First came the AI-generated videos depicting Americans working in sweatshops, which went viral on Chinese social media sites before sweeping across the mainstream internet. Since then, it’s been open slather, with many US users joining in the jibes at their expense.

In one nine-second TikTok video that has had more than 25 million views, a young baseball cap-wearing Chinese man, seemingly sitting inside his home, speaks directly to an American audience.

“Hello from China,” he says, his modest kitchen visible in the background. “Let me show you the United States’ products in my home.

“Nothing,” he says, holding up his empty palms to the camera, before adding with a smirk: “Do you have something from China in your home?”

It’s possible that Beijing has nailed the art of an effective social media influence campaign masquerading as organic creator content.
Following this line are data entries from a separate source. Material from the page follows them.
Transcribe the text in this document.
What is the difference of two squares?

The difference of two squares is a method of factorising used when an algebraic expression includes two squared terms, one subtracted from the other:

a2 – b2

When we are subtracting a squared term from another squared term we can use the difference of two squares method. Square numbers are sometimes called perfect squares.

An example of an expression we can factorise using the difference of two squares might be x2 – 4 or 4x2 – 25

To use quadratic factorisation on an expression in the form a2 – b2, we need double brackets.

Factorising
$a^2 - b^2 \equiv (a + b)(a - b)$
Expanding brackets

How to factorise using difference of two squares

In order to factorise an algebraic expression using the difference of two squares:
Or it was simply the handiwork of a patriotic Chinese netizen equipped with a camera phone and a VPN to overcome the firewall that otherwise blocks Chinese citizens from accessing TikTok.

Americans need only cast their gazes around their bedrooms, living rooms and kitchens to see the numerous Chinese-made appliances and gadgets that will be subject to a 145 per cent tariff.
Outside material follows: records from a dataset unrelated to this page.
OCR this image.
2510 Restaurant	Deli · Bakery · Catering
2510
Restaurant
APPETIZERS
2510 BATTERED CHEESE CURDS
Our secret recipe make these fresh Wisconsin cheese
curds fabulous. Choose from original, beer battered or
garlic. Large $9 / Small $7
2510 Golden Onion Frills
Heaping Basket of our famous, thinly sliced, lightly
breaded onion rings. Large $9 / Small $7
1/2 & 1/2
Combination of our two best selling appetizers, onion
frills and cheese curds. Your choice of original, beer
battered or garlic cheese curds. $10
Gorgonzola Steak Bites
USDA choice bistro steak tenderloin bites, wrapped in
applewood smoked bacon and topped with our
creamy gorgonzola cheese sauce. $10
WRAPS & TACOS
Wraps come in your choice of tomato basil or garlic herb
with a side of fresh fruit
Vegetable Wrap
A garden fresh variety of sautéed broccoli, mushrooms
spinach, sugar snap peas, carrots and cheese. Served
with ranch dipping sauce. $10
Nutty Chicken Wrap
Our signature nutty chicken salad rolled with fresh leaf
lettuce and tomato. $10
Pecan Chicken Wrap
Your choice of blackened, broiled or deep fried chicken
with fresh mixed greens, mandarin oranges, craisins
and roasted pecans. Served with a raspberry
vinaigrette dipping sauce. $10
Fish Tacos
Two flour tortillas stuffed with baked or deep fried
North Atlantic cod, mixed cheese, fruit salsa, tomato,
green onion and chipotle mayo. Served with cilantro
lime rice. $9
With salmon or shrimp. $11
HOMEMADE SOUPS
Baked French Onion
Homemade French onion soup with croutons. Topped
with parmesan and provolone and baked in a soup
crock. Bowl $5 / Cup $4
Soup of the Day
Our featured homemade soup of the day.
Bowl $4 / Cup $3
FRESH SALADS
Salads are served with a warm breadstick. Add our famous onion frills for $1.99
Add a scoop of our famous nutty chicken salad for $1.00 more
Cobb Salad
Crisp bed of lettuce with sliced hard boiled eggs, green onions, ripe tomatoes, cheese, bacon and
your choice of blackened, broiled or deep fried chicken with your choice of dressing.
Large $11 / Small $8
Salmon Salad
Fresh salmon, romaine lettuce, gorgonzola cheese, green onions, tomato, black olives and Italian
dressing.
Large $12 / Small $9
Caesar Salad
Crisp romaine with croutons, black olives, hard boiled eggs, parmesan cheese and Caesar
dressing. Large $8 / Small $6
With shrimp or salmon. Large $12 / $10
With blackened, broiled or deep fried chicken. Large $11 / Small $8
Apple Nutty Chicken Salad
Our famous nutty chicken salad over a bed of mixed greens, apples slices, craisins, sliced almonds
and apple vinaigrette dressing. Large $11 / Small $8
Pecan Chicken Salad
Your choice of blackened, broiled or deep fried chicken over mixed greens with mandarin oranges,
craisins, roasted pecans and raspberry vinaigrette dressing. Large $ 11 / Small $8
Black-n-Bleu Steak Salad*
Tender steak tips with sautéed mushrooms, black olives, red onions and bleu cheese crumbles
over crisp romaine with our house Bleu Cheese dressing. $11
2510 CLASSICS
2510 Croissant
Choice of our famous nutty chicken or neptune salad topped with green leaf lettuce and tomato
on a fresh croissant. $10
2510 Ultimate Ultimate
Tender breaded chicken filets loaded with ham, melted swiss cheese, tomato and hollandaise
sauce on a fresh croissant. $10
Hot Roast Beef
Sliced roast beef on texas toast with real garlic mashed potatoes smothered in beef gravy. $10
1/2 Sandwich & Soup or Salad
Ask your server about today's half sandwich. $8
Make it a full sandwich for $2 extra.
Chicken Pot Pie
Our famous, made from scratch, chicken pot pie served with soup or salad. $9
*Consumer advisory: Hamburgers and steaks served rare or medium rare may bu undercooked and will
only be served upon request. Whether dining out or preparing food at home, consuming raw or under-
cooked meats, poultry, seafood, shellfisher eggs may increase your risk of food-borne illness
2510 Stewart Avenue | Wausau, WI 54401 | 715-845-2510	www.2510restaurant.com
In another viral trend that took off in the aftermath of Trump’s tariff barrage, Chinese factory workers and shopping agents flooded TikTok with videos spruiking cut-price handbags and fashion dupes that they claimed were made in the same factories as well-known Western brands such as lululemon, Nike and Hermes. The only thing missing was the label, or so the sales pitch went.

Their videos, which appealed to Americans to buy directly from Chinese manufacturers to cut out middlemen and avoid brand mark-ups to mitigate the tariff impact, quickly notched millions of views and left luxury brands scrambling to reject claims their goods were made in China.

The Trump administration’s message about bringing manufacturing jobs back to US soil and buying American-made was lost in the scramble for a bargain deal, however too-good-to-be-true it probably was.

At the same time, Beijing has been pumping out propaganda through its traditional avenue of state media mouthpieces, where editorials have boasted of China’s resolve in standing up to Trump. On Facebook and X, Chinese diplomats have shared archival footage of Mao Zedong speaking in 1953, when China and the US were on opposite sides of the Korean War.

“No matter how long this war is going to last, we’ll never yield. We’ll fight until we completely triumph,” the former leader says in one clip.

China’s system of ruthlessly controlled media and internet censorship makes it difficult to judge how effectively these patriotic appeals have resonated with the masses. But seasoned China analysts say Beijing has used the crisis to paper over its own policy missteps that have failed to lift the country out of an economic malaise that was dogging it before the trade war kicked off. Armed now with a victim narrative, Beijing has tapped into a nationalism that redirects blame towards the US.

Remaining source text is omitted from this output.